The Gartner Number
350 global business executives. All at companies with at least a billion dollars in annual revenue. Gartner asked them about AI adoption and what it had done to their workforce.
80% of the companies that had piloted AI or autonomous technology had carried out workforce reductions.
If the findings stopped there, this would be a predictable story. It does not stop there.
The same study found zero correlation between those layoffs and higher returns on investment. The companies cutting staff because of AI were not the ones making money from AI. The companies actually seeing high ROI were doing something different entirely: keeping their people, and using AI to make them more productive.
Gartner's VP analyst put it plainly: "Chasing value only through headcount reduction is likely to lead most organisations down a path of limited returns."
Companies are performing a human sacrifice to a god that did not ask for one, and the god is not rewarding it.
Why They're Doing It Anyway
The rational explanation for cutting staff when AI doesn't improve your returns is that cost reduction looks like ROI on a spreadsheet even when it isn't. You cut ten people, you save their salaries, you book the saving as a gain. The AI investment looks justified. Nobody has to explain why the underlying business isn't any better.
The second explanation is pressure. When a company's competitors announce AI-driven restructuring, there is boardroom pressure to do the same. The announcement produces a short-term stock bump. The long-term consequences land quietly, years later, when the institutional knowledge that walked out the door turns out to be irreplaceable.
The third explanation is that this is genuinely hard to measure in real time. The companies that kept their staff and deployed AI for augmentation will take 18 to 24 months to show the ROI difference clearly. The companies that cut and claimed efficiency show results immediately, even if those results are hollow.
The Jevons Paradox Nobody Is Talking About
In 1865, an English economist named William Stanley Jevons noticed something strange. Steam engines had just become dramatically more efficient , you needed less coal to produce the same energy. Total coal consumption went up. Massively. Because when coal became cheaper and more efficient to use, people found more uses for it. New industries became viable. New applications emerged.
Efficiency didn't reduce demand. It exploded it.
Economists are now arguing the same logic applies to AI. If AI makes certain types of work cheaper and faster, demand for that work doesn't disappear , it expands. New applications become viable that weren't viable before. New roles emerge around the technology.
The early data supports this. AI has already created more than 1.3 million new jobs globally, including roles that didn't exist in 2023. LinkedIn's fastest-growing job title in the US for 2026: AI engineer, up 143% year-over-year. Four of the top five fastest-growing job titles are AI-related.
Three years ago, prompt engineer wasn't a job title. It now has a 135.8% growth rate.
The Two Camps, and Which One Is Winning
The companies making money from AI are not the ones replacing people with AI. They are the ones making their people more capable with AI , reducing the time spent on low-value work, freeing headcount for higher-judgment tasks, and building workflows that compound over time.

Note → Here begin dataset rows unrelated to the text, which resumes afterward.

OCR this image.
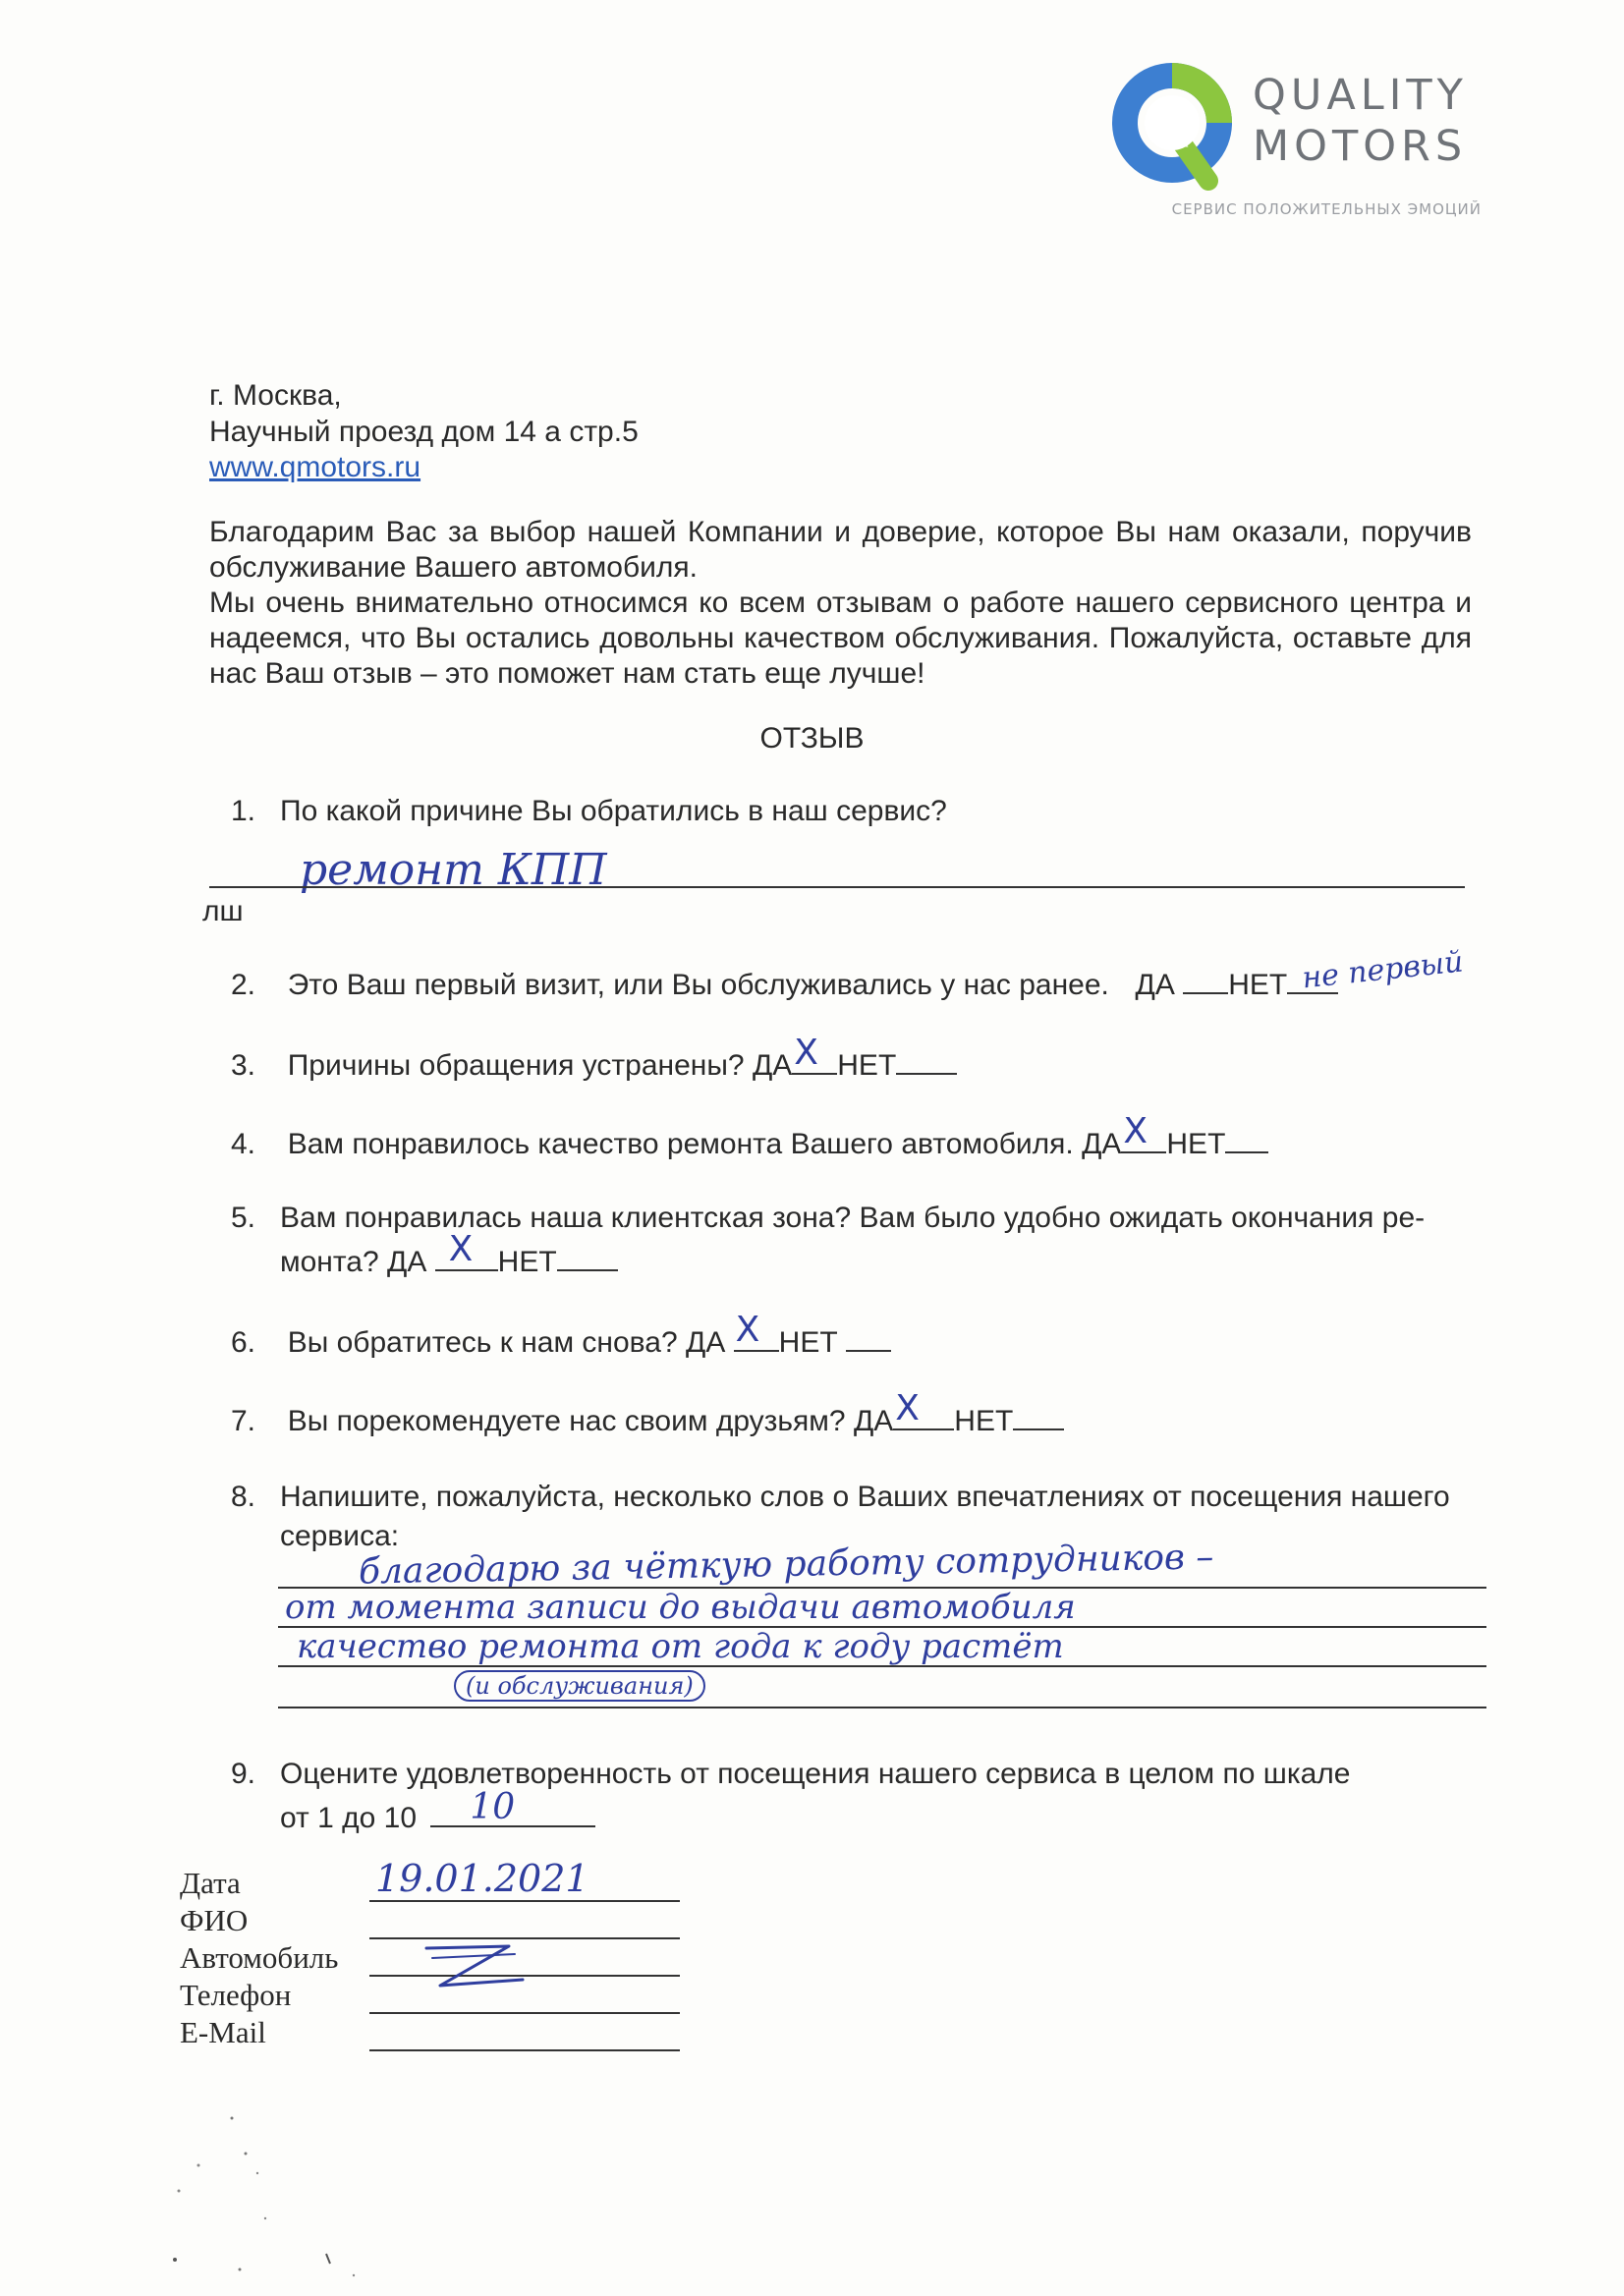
Q QUALITY
MOTORS
СЕРВИС ПОЛОЖИТЕЛЬНЫХ ЭМОЦИЙ
г. Москва,
Научный проезд дом 14 а стр.5
www.qmotors.ru
Благодарим Вас за выбор нашей Компании и доверие, которое Вы нам оказали, поручив обслуживание Вашего автомобиля.
Мы очень внимательно относимся ко всем отзывам о работе нашего сервисного центра и надеемся, что Вы остались довольны качеством обслуживания. Пожалуйста, оставьте для нас Ваш отзыв – это поможет нам стать еще лучше!
ОТЗЫВ
1. По какой причине Вы обратились в наш сервис?
ремонт КПП
лш
2. Это Ваш первый визит, или Вы обслуживались у нас ранее. ДА НЕТ не первый
3. Причины обращения устранены? ДА X НЕТ
4. Вам понравилось качество ремонта Вашего автомобиля. ДА X НЕТ
5. Вам понравилась наша клиентская зона? Вам было удобно ожидать окончания ре-
монта? ДА X НЕТ
6. Вы обратитесь к нам снова? ДА X НЕТ
7. Вы порекомендуете нас своим друзьям? ДА X НЕТ
8. Напишите, пожалуйста, несколько слов о Ваших впечатлениях от посещения нашего
сервиса:
благодарю за чёткую работу сотрудников –
от момента записи до выдачи автомобиля
качество ремонта от года к году растёт
(и обслуживания)
9. Оцените удовлетворенность от посещения нашего сервиса в целом по шкале
от 1 до 10 10
Дата
ФИО
Автомобиль
Телефон
E-Mail
19.01.2021
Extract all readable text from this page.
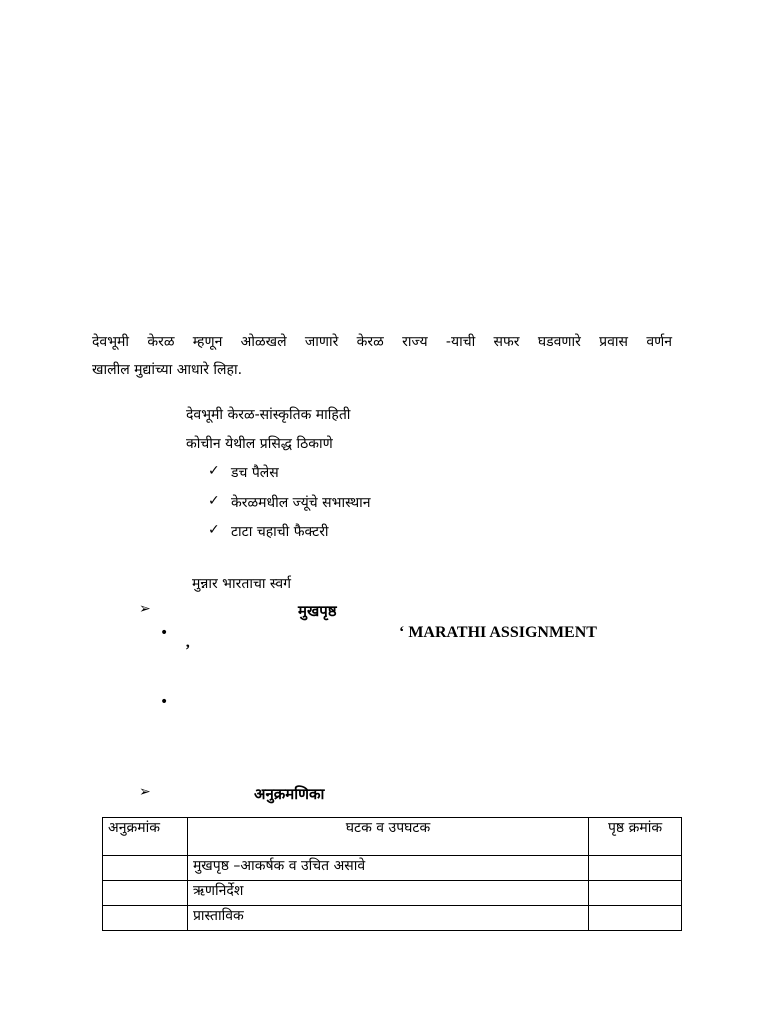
देवभूमी केरळ म्हणून ओळखले जाणारे केरळ राज्य -याची सफर घडवणारे प्रवास वर्णन
खालील मुद्यांच्या आधारे लिहा.
देवभूमी केरळ-सांस्कृतिक माहिती
कोचीन येथील प्रसिद्ध ठिकाणे
✓ डच पैलेस
✓ केरळमधील ज्यूंचे सभास्थान
✓ टाटा चहाची फैक्टरी
मुन्नार भारताचा स्वर्ग
➢	मुखपृष्ठ
•	‘ MARATHI ASSIGNMENT
’
•
➢	अनुक्रमणिका
अनुक्रमांक	घटक व उपघटक	पृष्ठ क्रमांक
	मुखपृष्ठ –आकर्षक व उचित असावे	
	ऋणनिर्देश	
	प्रास्ताविक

The companies losing money from AI are the ones who saw a technology and saw cost reduction. They treated it as a substitution play when it is actually an augmentation play. The substitution play produces short-term optics and long-term damage.
We invented a technology powerful enough to require an entirely new profession dedicated to asking it questions correctly. That is either a breakthrough or the most expensive autocomplete in history.
Honestly, it might be both. The companies treating it as a breakthrough are winning. The ones treating it as a headcount calculator are not.